Greenpeace activists scale Washington crane in protest

Meanwhile, his remarks about the border wall were so inflammatory that Mexico’s current president, Enrique Peña Nieto, cancelled his visit to Washington, former president Vicente Fox tweeted a series of attacks on Trump, and the National Review warned that stirring up fury in Mexico could help bring a leftist to power there. China is rattling whatever the modern equivalent of sabers is. The new administration is building disasters as fast as they can, and what comes crashing down may crash down on them.

Citizens for Responsibility and Ethics in Washington filed a lawsuit against Trump on Monday morning, alleging that he’s in violation of the emoluments clause of the constitution, charges that could lay the groundwork for impeachment.

The word resistance is everywhere. Former labor secretary Robert Reich gives a daily address on Facebook Live called the Resistance Report.
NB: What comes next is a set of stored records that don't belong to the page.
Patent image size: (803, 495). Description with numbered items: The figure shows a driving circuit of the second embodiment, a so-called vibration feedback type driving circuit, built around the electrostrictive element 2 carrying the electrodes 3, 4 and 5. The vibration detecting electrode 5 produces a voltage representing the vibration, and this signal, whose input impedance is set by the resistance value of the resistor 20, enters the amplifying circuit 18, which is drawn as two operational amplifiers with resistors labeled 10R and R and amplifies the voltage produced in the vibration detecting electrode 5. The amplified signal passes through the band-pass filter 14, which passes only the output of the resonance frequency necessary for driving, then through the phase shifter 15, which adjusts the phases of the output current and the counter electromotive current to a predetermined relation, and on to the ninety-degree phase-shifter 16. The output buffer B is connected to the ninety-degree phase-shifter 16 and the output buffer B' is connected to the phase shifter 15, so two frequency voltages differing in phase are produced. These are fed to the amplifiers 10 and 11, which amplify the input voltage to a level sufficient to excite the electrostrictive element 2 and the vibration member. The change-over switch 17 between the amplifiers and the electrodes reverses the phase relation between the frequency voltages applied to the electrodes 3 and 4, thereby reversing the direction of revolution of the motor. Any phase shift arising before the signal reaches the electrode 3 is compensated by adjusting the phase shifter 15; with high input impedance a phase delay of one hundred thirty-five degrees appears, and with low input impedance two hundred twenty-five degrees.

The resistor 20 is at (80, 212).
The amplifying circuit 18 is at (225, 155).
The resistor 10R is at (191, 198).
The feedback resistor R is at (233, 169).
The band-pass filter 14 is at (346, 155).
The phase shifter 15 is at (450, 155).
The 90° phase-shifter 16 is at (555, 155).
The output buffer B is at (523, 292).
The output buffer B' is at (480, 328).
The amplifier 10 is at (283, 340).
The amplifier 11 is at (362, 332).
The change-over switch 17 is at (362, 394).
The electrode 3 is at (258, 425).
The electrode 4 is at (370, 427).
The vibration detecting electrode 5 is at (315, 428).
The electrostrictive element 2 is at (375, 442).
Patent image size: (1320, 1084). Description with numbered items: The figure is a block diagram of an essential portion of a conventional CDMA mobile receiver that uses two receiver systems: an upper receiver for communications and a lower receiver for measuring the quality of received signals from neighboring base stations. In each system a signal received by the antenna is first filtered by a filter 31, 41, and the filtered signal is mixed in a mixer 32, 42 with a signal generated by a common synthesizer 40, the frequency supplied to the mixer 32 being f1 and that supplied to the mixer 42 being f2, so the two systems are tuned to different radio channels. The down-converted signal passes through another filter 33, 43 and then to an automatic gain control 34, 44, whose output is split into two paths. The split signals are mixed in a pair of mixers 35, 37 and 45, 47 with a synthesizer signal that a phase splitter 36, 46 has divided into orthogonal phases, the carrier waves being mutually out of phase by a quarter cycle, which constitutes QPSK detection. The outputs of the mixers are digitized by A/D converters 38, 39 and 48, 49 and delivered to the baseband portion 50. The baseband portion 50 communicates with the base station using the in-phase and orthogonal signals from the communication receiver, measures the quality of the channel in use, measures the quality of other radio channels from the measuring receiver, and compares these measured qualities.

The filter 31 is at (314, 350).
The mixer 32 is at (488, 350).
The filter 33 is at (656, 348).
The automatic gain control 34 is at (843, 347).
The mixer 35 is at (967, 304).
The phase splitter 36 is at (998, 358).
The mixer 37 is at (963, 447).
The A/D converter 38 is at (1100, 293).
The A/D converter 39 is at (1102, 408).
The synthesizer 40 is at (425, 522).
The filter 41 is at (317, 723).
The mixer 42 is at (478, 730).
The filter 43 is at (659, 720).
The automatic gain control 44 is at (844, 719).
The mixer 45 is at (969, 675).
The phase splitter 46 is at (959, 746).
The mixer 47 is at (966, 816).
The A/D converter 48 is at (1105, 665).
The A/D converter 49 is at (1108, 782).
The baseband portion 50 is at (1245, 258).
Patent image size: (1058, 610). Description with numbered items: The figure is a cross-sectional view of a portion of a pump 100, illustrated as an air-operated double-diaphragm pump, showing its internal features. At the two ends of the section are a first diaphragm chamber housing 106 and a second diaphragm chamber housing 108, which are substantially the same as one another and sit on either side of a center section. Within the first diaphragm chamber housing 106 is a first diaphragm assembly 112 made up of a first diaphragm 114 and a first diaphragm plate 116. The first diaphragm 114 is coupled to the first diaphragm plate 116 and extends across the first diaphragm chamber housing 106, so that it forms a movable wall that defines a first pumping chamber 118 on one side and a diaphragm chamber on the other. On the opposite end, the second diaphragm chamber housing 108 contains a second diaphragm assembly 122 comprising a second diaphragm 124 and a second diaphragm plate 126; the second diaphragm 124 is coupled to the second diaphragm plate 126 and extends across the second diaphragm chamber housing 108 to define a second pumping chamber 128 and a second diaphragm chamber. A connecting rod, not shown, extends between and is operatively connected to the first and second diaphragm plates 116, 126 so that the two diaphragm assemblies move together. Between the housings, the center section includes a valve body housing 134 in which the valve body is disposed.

The group 18millionrising.org, which represents Asian and Pacific islanders in the US, has launched a “100 Days of Resistance” campaign. The Working Families party reports that on Tuesday more than 10,000 people went to congressional offices to protest against Trump. Climate and human rights groups launched Unstoppabletogether.org to link human rights, racial and environmental justice. Greenpeace hung a gigantic banner off a crane next to the White House: it said “Resist”.

Organizers tell me that hordes of people who have never been active before are looking for ways to plug in. People whose immigration status, religion or healthcare needs mean they may be directly threatened are terrified, and in many cases mobilized. Of course the Trump administration has also attacked the media; strategist Steve Bannon declared in an interview published on Thursday: “The media should be embarrassed and humiliated and keep its mouth shut.” The media has finally gotten bold about calling lies lies: the Denver Post even ran an editorial titled, “Lying Donald Trump Can’t Be Trusted”. Even the Nixon administration took long, bitter years to get to this point.

All this stirring and discord and messaging and organizing guarantees nothing, but as an indicator of popular will and institutional opposition, it’s impressive. Dislodging Trump may be one lawsuit or scandal or investigation or mental health meltdown away. Or it may take years of broadly coordinated grassroots effort, or it may come down to the next presidential election. Either way, it’s an unprecedented beginning, one that feels like a civil war, but a civil war in which a lot of civil society is already passionately engaged against the government – or what remains of a government that has turned its own employees across many departments against it. We’ve never seen anything like it. It destabilizes almost everything, and that’s both horrific and full of possibility.